Consequenties voor de vleesveehouder en de BWB-fokkerijorganisaties

  • Voor de fokker is het het eenvoudigst om enkel gebruik te maken van KI- en/of dekstieren die vrij getest zijn van alle tot nu toe bekende genetische afwijkingen. Op die manier zal er nooit een kalf geboren worden dat één van deze afwijkingen vertoont en het aandeel dragers op het bedrijf zal zeer snel afnemen.

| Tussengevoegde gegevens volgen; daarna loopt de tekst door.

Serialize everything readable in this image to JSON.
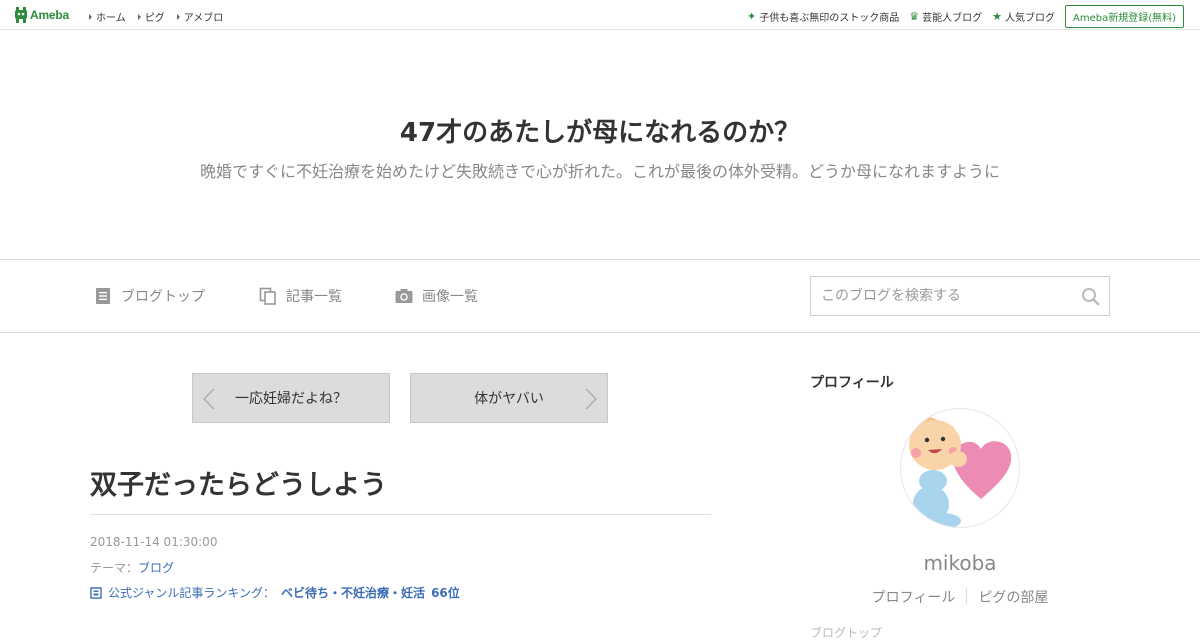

Om een dekstier te selecteren die vrij is van al deze afwijkingen zal men er actueel gemiddeld 3 dekstieren moeten testen wat ongeveer 3 x 200 euro = 600 euro betekent aan kosten voor DNA-analyse.
  • Als men toch absoluut een stier wil gebruiken die drager is van één of meerdere afwijkingen, is dit enkel verantwoord als men de paringen beperkt tot vrouwelijke dieren die negatief getest zijn voor deze afwijking(en).
  • Het is zonder enige twijfel de verantwoordelijkheid van fokkerijorganisaties om ervoor te zorgen dat, van dragerstieren die duidelijk positief vererven voor kenmerken die belangrijk zijn voor het BWB-ras, vrije zonen ingezet worden voor het fokprogramma. Op die manier kan de selectie voor belangrijke kenmerken bestendigd worden en kan een zware hypotheek op de genetische diversiteit van de BWB-populatie vermeden worden.

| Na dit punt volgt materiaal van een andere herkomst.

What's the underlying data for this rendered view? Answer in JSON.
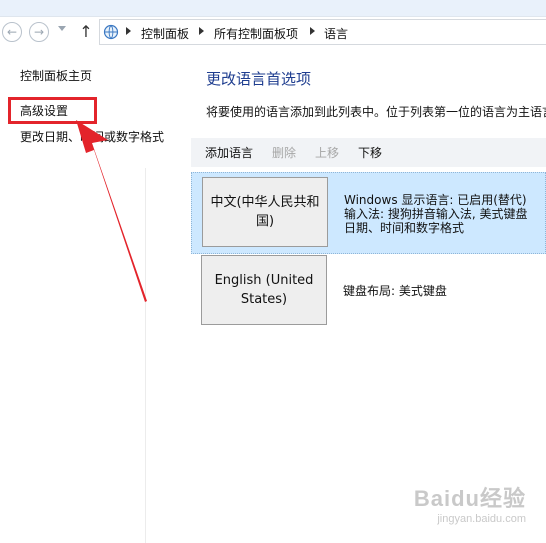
{
  "breadcrumb": [
    "控制面板",
    "所有控制面板项",
    "语言"
  ],
  "left_nav": {
    "home": "控制面板主页",
    "advanced": "高级设置",
    "datetime": "更改日期、时间或数字格式"
  },
  "main": {
    "title": "更改语言首选项",
    "description": "将要使用的语言添加到此列表中。位于列表第一位的语言为主语言"
  },
  "toolbar": {
    "add": "添加语言",
    "remove": "删除",
    "up": "上移",
    "down": "下移"
  },
  "languages": [
    {
      "name": "中文(中华人民共和国)",
      "details": [
        "Windows 显示语言: 已启用(替代)",
        "输入法: 搜狗拼音输入法, 美式键盘",
        "日期、时间和数字格式"
      ]
    },
    {
      "name": "English (United States)",
      "details": [
        "键盘布局: 美式键盘"
      ]
    }
  ],
  "watermark": {
    "main": "Baidu经验",
    "sub": "jingyan.baidu.com"
  },
  "colors": {
    "title": "#1e3d8f",
    "selected_row": "#cde8ff",
    "highlight": "#e3242b"
  }
}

Meer weten over genetische aandoeningen

Sinds begin 2006 heeft de onderzoeksgroep van professor M. Georges (Vakgroep dierlijke genetica, faculteit Diergeneeskunde, Universiteit Luik) acht genetische afwijkingen bij het Belgisch Witblauwe ras (BWB) gelokaliseerd en een test ontwikkeld om dragerdieren op te sporen. Een overzicht van deze defecten is weergegeven in onderstaande tabel. Weet dat ongestold bloed het beste is om genetische analyses op uit te voeren.

 

Het gaat om monogenetische recessieve defecten, er is dus slechts één gen (of genenpaar) bij de afwijking betrokken en het dier is enkel afwijkend als beide genen van het betreffende genenpaar defect (gemuteerd) zijn (zie Figuur 9). Uit paringen van vrije dieren met vrije dieren (beide betreffende genen zijn intact) worden enkel vrije afstammelingen geboren. Uit paringen van vrije dieren met dragerdieren (hebben een defect gen maar vertonen de afwijking niet) worden 50% dragers en 50% vrije afstammelingen geboren. Uit paringen van dragerdieren met dragerdieren worden 50% dragers, 25% vrije en 25% afwijkende afstammelingen geboren. Als een stier die drager is van één afwijking, bij een kudde wordt ingezet, zal statistisch de helft van zijn kalveren drager zijn van deze afwijking. Als daarenboven in de kudde dieren aanwezig zijn die drager zijn van dezelfde afwijking, zal één op de vier kalveren die uit deze paringen resulteert de betreffende afwijking vertonen.